Chris’s key was left over from a previous job, maybe fifteen years ago. He said the key had opened either a file cabinet or the access panel on an old VAX computer. A little research revealed that the exact same key is used widely in office furniture, electronic equipment, jukeboxes, and hotel minibars. It’s a standard part, and like most standard parts it’s easily purchased on the Internet. We bought several keys from an office furniture key shop – they open the voting machine too. We ordered another key on eBay from a jukebox supply shop. The keys can be purchased from many online merchants.

Using such a standard key doesn’t provide much security, but it does allow Diebold to assert that their design uses a lock and key. Experts will recognize the same problem in Diebold’s use of encryption – they can say they use encryption, but they use it in a way that neutralizes its security benefits.

The bad guys don’t care whether you use encryption; they care whether they can read and modify your data. They don’t care whether your door has a lock on it; they care whether they can get it open. The checkbox approach to security works in press releases, but it doesn’t work in the field.
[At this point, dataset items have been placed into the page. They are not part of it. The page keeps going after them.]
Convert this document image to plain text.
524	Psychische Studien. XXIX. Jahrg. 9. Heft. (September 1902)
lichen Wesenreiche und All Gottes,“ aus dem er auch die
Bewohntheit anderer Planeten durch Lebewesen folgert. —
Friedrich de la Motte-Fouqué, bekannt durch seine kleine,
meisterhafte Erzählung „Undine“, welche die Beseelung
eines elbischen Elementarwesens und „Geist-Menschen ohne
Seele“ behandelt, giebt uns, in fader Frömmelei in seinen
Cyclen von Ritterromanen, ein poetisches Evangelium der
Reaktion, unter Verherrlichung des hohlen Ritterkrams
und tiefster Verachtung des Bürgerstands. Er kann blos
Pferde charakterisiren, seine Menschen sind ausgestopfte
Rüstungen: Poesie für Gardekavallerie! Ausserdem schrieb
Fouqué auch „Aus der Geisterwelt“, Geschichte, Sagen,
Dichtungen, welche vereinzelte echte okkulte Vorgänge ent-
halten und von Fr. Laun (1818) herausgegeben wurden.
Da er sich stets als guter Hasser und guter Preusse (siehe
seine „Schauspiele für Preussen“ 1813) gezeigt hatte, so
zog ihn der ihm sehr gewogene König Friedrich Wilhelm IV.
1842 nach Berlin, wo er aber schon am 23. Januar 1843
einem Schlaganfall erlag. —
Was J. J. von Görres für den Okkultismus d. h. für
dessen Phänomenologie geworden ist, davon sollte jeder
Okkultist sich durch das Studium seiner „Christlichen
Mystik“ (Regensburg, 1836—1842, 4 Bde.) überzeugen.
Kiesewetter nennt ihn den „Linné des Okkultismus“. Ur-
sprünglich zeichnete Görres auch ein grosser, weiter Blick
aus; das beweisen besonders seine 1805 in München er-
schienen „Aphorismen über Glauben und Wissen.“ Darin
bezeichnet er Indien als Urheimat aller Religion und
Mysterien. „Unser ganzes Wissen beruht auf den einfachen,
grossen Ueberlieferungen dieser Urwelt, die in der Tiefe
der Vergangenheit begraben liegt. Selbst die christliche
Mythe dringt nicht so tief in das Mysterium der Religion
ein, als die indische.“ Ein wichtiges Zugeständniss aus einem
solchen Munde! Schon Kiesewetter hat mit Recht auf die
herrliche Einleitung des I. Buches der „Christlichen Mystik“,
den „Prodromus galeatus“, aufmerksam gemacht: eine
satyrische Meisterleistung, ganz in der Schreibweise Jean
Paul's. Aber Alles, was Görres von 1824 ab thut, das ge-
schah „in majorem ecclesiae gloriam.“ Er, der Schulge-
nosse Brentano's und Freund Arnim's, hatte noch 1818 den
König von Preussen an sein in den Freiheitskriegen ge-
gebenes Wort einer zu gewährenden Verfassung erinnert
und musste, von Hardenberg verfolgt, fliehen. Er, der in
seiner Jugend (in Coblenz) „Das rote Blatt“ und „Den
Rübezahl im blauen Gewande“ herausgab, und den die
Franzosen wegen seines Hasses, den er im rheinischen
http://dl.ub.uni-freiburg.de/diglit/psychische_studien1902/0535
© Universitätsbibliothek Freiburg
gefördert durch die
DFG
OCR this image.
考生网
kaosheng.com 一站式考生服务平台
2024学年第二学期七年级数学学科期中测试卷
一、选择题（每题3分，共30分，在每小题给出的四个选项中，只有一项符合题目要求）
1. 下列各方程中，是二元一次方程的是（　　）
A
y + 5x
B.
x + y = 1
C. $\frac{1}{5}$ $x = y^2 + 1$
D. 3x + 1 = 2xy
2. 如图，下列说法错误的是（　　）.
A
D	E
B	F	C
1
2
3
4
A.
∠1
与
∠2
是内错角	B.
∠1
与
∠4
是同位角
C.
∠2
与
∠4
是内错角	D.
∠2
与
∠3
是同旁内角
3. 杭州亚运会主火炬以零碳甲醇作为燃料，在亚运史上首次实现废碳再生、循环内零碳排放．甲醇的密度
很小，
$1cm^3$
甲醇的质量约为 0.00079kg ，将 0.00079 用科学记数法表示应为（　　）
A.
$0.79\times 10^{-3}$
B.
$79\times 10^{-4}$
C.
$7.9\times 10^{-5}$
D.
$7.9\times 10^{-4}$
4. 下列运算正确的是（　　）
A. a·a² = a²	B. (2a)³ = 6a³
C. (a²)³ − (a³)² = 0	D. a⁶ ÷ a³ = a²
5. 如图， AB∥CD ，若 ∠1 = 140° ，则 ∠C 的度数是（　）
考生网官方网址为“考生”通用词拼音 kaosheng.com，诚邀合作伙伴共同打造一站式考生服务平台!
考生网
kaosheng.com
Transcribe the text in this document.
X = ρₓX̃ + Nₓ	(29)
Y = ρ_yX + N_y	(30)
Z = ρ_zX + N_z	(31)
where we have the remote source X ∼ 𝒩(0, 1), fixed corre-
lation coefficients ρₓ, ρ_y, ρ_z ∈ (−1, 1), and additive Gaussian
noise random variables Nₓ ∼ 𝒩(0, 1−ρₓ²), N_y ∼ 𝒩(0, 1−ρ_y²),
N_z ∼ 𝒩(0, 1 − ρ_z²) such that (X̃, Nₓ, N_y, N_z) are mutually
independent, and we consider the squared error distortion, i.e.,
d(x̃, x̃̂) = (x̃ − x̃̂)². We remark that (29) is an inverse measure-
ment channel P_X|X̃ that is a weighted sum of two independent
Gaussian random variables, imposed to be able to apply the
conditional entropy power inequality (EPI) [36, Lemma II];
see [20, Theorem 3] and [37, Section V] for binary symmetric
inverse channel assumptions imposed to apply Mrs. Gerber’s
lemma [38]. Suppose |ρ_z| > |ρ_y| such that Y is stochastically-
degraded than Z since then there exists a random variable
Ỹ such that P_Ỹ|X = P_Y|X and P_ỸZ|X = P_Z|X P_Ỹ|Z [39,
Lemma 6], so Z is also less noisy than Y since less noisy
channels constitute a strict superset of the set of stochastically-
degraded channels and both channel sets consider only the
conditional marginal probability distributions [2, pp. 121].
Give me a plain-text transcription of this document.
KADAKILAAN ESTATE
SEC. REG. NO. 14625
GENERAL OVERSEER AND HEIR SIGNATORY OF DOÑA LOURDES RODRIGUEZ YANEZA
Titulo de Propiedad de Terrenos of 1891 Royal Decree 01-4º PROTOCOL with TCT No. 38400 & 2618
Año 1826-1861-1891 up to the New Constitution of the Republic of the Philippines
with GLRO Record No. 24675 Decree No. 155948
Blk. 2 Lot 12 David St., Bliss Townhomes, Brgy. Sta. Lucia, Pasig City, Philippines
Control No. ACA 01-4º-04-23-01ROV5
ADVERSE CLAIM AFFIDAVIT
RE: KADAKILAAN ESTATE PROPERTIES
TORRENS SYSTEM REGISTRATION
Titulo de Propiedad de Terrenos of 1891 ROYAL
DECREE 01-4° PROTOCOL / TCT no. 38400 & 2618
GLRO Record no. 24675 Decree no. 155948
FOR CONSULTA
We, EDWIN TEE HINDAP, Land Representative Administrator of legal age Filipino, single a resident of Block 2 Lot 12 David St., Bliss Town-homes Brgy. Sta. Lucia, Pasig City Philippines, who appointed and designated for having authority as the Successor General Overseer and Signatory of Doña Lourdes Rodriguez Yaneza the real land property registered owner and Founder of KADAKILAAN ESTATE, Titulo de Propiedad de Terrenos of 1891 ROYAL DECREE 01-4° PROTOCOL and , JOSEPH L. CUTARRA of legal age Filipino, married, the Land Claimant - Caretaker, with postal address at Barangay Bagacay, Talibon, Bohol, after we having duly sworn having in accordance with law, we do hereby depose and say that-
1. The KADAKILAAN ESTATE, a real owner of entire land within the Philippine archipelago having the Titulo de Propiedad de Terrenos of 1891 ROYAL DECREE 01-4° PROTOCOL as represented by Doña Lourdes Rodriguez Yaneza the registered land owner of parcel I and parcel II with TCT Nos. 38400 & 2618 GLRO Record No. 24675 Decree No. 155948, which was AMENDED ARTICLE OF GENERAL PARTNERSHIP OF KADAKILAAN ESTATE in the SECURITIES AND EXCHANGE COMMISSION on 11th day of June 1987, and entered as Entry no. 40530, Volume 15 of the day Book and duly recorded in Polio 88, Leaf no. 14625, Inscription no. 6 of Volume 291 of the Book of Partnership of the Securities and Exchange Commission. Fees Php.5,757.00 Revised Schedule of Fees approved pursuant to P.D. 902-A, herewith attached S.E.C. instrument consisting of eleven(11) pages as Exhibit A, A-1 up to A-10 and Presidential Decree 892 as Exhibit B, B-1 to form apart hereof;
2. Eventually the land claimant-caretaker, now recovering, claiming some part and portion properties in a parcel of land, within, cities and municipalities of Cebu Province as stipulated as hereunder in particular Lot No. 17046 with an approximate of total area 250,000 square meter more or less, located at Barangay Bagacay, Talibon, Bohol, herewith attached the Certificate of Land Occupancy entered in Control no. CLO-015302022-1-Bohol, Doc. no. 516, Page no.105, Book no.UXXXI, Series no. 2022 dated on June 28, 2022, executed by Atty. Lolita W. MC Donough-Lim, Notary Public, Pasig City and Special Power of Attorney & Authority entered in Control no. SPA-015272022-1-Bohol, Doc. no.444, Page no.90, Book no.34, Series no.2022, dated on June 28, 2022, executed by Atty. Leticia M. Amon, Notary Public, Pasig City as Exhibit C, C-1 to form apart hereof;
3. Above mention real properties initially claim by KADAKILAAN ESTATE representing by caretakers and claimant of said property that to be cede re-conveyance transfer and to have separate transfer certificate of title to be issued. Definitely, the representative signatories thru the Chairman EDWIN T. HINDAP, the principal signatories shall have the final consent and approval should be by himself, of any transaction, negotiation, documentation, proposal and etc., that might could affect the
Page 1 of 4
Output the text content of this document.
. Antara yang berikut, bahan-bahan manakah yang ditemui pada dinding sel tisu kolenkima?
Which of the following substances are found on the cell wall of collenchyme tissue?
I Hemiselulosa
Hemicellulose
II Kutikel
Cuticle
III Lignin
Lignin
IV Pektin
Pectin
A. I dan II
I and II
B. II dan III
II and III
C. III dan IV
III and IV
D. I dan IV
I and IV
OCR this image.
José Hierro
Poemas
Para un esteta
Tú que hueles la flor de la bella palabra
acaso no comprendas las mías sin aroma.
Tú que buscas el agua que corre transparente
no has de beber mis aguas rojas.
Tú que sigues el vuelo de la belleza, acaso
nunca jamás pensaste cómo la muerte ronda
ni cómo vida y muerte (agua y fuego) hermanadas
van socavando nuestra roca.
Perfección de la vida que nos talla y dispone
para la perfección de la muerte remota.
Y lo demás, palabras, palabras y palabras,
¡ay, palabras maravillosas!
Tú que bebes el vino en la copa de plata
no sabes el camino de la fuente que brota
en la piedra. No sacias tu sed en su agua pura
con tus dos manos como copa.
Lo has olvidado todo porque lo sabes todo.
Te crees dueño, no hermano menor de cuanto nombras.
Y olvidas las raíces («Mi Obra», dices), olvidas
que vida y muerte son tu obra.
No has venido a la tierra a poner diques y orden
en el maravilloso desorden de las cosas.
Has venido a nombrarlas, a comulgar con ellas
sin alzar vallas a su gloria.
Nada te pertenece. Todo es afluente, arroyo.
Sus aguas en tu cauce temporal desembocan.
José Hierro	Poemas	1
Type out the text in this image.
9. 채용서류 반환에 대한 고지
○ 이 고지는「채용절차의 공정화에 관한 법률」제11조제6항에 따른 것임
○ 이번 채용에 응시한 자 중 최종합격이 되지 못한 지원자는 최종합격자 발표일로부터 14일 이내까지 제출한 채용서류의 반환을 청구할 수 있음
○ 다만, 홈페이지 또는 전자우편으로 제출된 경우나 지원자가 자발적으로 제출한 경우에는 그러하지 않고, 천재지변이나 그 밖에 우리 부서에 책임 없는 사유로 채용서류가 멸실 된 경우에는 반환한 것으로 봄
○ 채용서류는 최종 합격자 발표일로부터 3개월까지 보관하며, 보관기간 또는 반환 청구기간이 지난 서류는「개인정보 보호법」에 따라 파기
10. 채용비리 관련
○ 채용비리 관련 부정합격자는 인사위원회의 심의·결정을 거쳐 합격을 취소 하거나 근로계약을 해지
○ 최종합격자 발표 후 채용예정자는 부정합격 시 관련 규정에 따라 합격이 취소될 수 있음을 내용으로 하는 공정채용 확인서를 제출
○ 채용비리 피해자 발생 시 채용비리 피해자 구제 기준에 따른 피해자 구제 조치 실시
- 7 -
Update (Oct. 28): Several people have asked whether this entry is a joke. Unfortunately, it is not a joke.

Today, Ari Feldman, Alex Halderman, and I released a paper on the security of e-voting technology. The paper is accompanied by a ten-minute video that demonstrates some of the vulnerabilities and attacks we discuss. Here is the paper’s abstract:

Security Analysis of the Diebold AccuVote-TS Voting Machine

Ariel J. Feldman, J. Alex Halderman, and Edward W. Felten
Princeton University

This paper presents a fully independent security study of a Diebold AccuVote-TS voting machine, including its hardware and software. We obtained the machine from a private party. Analysis of the machine, in light of real election procedures, shows that it is vulnerable to extremely serious attacks. For example, an attacker who gets physical access to a machine or its removable memory card for as little as one minute could install malicious code; malicious code on a machine could steal votes undetectably, modifying all records, logs, and counters to be consistent with the fraudulent vote count it creates. An attacker could also create malicious code that spreads automatically and silently from machine to machine during normal election activities – a voting-machine virus. We have constructed working demonstrations of these attacks in our lab. Mitigating these threats will require changes to the voting machine’s hardware and software and the adoption of more rigorous election procedures.